6. Le goût de cet esprit et de cette vie, ce Nicodème venu à Jésus-Christ pendant la nuit ne l’avait pas encore. Jésus lui dit : « Si l’homme ne renaît de nouveau, il ne verra pas le royaume de Dieu ». Imbu d’idées charnelles, et ne savourant pas encore la chair du Christ, il dit : « Comment un homme peut-il naître de nouveau, quand il est déjà vieux ? Peut-il rentrer dans le sein de sa mère et en sortir de nouveau ? » Cet homme ne connaissait qu’une manière de venir au monde, celle par laquelle on est enfant d’Adam et d’Eve ; il ne connaissait pas encore celle qui nous fait enfants de Dieu et de l’Église ; il ne connaissait que les parents qui engendrent pour la mort, il ne connaissait pas encore ceux qui engendrent pour la vie ; il ne connaissait que les parents qui engendrent des successeurs, il ne connaissait pas encore ceux qui, parce qu’ils vivent toujours, engendrent des co-partageants de leur éternité. Il y a deux sortes de naissance, il n’en connaissait qu’une. L’une tient de la terre, l’autre du ciel ; l’une de la chair, l’autre de l’esprit ; l’une de la mortalité, l’autre de l’éternité ; l’une de l’homme et de la femme, l’autre de Dieu et de l’Église. Mais toutes deux n’ont lieu qu’une fois ; ni l’une ni l’autre ne peuvent être renouvelées. Nicodème avait une idée juste de la naissance selon la chair : ainsi dois-tu penser de la naissance selon l’esprit. Quel était le raisonnement de Nicodème ? « Un homme peut-il entrer dans le sein de sa mère et naître une seconde fois ? » De même si quelqu’un veut te faire naître vine seconde fois selon l’esprit, réponds-lui avec Nicodème : « Un homme peut-il rentrer dans le sein de sa mère et naître une seconde fois ? » Une fois déjà je suis né d’Adam ; Adam ne peut m’engendrer de nouveau : je suis né une première fois du Christ, le Christ ne peut m’engendrer de nouveau ; on ne peut rentrer dans le sein de sa mère, par conséquent il est impossible de rentrer dans les eaux du baptême.

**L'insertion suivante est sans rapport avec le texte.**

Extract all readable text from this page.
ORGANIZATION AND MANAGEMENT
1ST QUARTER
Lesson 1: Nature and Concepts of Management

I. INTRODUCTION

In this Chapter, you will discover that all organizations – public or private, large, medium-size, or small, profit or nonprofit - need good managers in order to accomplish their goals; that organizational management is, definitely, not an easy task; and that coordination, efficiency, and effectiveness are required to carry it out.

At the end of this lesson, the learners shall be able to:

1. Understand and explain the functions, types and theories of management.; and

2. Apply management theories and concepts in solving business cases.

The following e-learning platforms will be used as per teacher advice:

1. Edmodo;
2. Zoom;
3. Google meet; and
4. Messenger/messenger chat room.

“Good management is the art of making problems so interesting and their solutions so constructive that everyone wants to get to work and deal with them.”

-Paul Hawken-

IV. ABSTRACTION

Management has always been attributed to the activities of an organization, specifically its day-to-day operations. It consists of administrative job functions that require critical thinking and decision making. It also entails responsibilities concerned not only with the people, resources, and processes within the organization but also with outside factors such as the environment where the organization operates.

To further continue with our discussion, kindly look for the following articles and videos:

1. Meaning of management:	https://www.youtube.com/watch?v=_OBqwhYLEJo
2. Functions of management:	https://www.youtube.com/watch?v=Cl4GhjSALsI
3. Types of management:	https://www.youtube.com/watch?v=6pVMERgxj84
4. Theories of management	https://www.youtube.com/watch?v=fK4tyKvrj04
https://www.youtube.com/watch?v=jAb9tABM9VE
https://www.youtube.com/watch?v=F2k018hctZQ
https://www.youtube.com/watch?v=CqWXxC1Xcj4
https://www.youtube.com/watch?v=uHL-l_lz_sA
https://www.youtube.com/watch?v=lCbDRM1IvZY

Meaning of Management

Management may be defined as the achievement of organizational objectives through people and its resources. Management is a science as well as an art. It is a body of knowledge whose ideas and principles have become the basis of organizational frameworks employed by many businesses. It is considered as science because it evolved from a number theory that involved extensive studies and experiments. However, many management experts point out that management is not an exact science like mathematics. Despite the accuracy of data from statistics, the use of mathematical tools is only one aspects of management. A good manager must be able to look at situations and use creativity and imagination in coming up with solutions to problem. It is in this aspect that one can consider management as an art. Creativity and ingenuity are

7. Celui qui naît de l’Église catholique vient en quelque sorte de Sara ; il naît de la femme libre. Celui quai naît de l’hérésie, naît de l’esclave, quoiqu’il descende d’Abraham. Que votre charité remarque la grandeur de ce mystère. Dieu fait un serment : voici ce qu’il dit : « Je suis le Dieu d’Abraham, d’Isaac et de Jacob ». N’y a-t-il pas d’autres patriarches ? N’y a-t-il pas avant eux le saint Noé, qui seul, parmi tous les hommes, mérita avec toute sa famille d’être préservé du déluge et de devenir en sa personne et en celle de ses enfants la figure de l’Église ? Portés sur le bois, ils échappent au déluge m. Depuis, n’y a-t-il pas eu les grands hommes qui nous sont connus, que célèbre l’Écriture, par exemple Moïse, ce serviteur fidèle dans toute la maison de Dieu n ? Cependant, eux seuls sont nommés comme s’ils étaient seuls à l’avoir mérité. « Je suis le Dieu d’Abraham, d’Isaac et de Jacob, c’est là mon nom pour l’éternité o ». Grand mystère ! Dieu a tout pouvoir pour ouvrir et ma bouche et votre cœur, afin que je puisse vous l’expliquer comme il a daigné me le faire entendre, et que vous puissiez recevoir ce que je vous en dirai de la façon la plus avantageuse à votre salut.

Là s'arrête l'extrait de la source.